4.1.− Quanto alle censure relative alla non omogeneità delle norme impugnate con il testo del decreto-legge e dunque, implicitamente, alla violazione dell’art. 77, secondo comma, Cost., ne va, in via preliminare, dichiarata l’inammissibilità.

Si tratta, infatti, di un parametro di cui non vi è traccia nella deliberazione a impugnare della Giunta regionale (ex plurimis, sentenze n. 270 e n. 154 del 2017, n. 239 del 2016, n. 46 del 2015, n. 246 e n. 220 del 2013, n. 198 del 2012 e n. 7 del 2011).

4.2.− Sempre in via preliminare, invece, deve essere rigettata l’eccezione d’inammissibilità sollevata dall’Avvocatura generale dello Stato per difetto di ridondanza delle censure sulle competenze regionali.

Sebbene il ricorso non si soffermi in modo dettagliato su tale aspetto, dal suo complessivo percorso argomentativo risultano sufficientemente chiari i motivi per i quali la violazione dell’art. 97 Cost., secondo la parte ricorrente, determinerebbe un pregiudizio per le competenze regionali in materia di porti.

4.3.− Nel merito la questione non è fondata.

4.3.1.− Il legislatore statale ha istituito una nuova AdSP al fine di valorizzare le peculiarità dello Stretto di Messina e dei relativi porti, in virtù degli elementi comuni propri degli stessi, in particolare per la prevalente vocazione al traffico passeggeri.

In tal senso, la modifica normativa è coerente con le finalità della riforma del 2016, tra cui vi è anche quella di realizzare una maggiore interazione tra porti, comunque contigui, che presentino un’omogeneità di traffici e servizi.

Ciò precisato, la disciplina delle AdSP presenta alcuni inevitabili punti di contatto con le norme che regolano la ZES calabrese, tenuto conto che la stessa viene istituita in territori ove sono presenti le aree portuali trasferite alla nuova autorità.

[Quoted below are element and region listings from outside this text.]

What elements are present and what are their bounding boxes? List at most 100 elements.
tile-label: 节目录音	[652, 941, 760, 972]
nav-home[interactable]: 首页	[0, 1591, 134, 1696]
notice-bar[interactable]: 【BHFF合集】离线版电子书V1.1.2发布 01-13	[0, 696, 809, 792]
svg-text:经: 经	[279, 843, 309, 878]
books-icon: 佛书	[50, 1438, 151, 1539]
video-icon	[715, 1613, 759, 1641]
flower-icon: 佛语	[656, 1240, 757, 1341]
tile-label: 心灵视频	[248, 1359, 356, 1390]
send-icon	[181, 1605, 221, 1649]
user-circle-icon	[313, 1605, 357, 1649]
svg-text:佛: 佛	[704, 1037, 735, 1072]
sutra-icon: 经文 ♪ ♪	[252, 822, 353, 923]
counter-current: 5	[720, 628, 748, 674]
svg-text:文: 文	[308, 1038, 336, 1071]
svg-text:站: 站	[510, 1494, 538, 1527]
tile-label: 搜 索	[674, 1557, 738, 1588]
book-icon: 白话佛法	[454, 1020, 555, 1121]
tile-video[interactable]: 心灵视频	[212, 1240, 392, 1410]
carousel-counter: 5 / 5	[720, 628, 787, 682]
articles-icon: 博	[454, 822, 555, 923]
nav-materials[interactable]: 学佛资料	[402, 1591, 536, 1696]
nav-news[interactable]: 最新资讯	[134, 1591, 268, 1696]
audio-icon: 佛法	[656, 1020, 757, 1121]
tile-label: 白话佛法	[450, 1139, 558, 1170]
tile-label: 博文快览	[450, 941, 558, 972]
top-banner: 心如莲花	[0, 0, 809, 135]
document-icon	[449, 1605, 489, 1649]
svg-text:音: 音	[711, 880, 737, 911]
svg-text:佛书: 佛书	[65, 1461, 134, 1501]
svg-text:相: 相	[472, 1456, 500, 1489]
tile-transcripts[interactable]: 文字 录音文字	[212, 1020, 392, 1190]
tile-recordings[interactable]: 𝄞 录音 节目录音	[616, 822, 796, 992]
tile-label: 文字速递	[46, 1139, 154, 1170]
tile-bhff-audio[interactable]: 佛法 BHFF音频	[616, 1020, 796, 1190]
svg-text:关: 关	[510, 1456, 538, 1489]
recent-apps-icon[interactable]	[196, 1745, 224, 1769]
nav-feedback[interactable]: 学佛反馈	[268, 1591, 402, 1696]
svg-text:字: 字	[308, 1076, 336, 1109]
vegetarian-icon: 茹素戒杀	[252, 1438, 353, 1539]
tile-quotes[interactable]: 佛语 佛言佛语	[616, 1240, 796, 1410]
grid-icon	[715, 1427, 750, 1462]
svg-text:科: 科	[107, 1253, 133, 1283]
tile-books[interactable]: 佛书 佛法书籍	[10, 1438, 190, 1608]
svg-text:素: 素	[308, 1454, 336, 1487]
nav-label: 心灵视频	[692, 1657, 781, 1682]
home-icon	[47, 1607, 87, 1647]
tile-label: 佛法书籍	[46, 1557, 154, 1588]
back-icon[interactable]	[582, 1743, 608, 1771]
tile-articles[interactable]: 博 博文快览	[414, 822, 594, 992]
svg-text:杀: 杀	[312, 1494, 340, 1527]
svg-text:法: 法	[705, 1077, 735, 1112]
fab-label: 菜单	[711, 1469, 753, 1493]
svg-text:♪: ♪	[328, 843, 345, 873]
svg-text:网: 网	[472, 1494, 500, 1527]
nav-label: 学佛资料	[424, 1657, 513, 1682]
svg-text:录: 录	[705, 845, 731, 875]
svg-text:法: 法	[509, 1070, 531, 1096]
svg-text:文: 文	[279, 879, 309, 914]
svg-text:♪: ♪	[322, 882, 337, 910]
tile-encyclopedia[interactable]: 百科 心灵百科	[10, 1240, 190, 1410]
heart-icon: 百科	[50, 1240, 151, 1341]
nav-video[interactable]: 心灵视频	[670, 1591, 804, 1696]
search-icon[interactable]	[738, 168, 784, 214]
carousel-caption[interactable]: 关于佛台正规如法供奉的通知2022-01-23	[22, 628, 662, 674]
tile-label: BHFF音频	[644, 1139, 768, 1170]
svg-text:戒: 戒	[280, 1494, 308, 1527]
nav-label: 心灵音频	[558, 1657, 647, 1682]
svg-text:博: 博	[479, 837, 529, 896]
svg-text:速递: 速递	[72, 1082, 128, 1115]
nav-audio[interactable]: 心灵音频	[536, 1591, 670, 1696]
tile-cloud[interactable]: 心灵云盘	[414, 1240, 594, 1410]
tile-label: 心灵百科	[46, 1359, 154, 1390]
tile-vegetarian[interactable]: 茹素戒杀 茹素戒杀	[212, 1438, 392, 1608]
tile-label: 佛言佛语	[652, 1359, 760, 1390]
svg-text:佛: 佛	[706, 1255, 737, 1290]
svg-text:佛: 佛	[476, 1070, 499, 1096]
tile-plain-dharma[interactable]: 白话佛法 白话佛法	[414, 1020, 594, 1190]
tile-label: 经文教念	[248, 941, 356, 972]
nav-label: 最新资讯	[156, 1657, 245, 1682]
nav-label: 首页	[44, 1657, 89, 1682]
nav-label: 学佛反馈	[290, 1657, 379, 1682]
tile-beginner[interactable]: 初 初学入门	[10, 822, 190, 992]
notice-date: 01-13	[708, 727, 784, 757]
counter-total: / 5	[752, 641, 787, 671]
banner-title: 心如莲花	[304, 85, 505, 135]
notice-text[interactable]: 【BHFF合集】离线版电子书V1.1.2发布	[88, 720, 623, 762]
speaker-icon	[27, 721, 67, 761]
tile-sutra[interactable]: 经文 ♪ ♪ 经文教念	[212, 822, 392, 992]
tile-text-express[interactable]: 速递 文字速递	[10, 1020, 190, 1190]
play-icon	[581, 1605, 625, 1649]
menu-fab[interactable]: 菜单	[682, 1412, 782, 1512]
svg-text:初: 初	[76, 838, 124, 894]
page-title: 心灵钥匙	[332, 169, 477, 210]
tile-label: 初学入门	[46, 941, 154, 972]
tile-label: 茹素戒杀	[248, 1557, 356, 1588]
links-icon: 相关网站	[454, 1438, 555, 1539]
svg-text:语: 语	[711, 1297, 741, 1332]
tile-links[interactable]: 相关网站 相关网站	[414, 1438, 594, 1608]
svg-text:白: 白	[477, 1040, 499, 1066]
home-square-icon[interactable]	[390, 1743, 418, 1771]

La qual cosa genera sovrapposizioni in sede operativa.

Tuttavia, non può ritenersi che l’unica soluzione costituzionalmente possibile per fronteggiare tali sovrapposizioni sia la coincidenza tra le circoscrizioni territoriali delle AdSP e quelle della ZES, con conseguente identità del Presidente di entrambi gli organi, come argomenta la parte ricorrente.

Tale assunto resta non dimostrato dalla difesa regionale, mentre il legislatore, proprio per i casi in cui taluni dei porti inclusi nell’area della ZES rientrino nella competenza territoriale di un’AdSP con sede in altra Regione, ha previsto che il presidente del Comitato di indirizzo sia individuato nel Presidente dell’AdSP che ha sede nella Regione in cui è istituita la ZES.

Seguendo l’argomentazione della Regione Calabria, d’altronde, si finirebbe per porre uno stringente limite alle possibili modifiche al numero e agli ambiti territoriali delle AdSP, previsti dalle sopra ricordate procedure di cui alla legge n. 84 del 1994, poiché siffatte modifiche dovrebbero sempre avvenire sulla base delle ZES già istituite, la cui regolazione finirebbe per condizionare ogni scelta sull’assetto territoriale delle aree portuali.

Per Questi Motivi

LA CORTE COSTITUZIONALE

1) dichiara inammissibile la questione di legittimità costituzionale dell’art. 22-bis del decreto-legge 23 ottobre 2018, n. 119 (Disposizioni urgenti in materia fiscale e finanziaria), convertito, con modificazioni, in legge 17 dicembre 2018, n. 136, promossa dalla Regione Calabria, in riferimento al principio di omogeneità delle disposizioni legislative introdotte con la legge di conversione del decreto-legge, con il ricorso indicato in epigrafe;

2) dichiara non fondata la questione di legittimità costituzionale dell’art. 22-bis del d.l. n. 119 del 2018, come convertito, promossa dalla Regione Calabria, in riferimento all’art. 117, terzo comma, della Costituzione e al principio di leale collaborazione, con il ricorso indicato in epigrafe;

3) dichiara non fondata la questione di legittimità costituzionale dell’art. 22-bis del d.l. n. 119 del 2018, come convertito, promossa dalla Regione Calabria, in riferimento all’art. 97 Cost. e al principio di ragionevolezza, con il ricorso indicato in epigrafe.

Così deciso in Roma, nella sede della Corte costituzionale, Palazzo della Consulta, l’8 settembre 2020.

F.to:

Mario Rosario MORELLI, Presidente

Giuliano AMATO, Redattore

Roberto MILANA, Cancelliere

Depositata in Cancelleria il 9 ottobre 2020.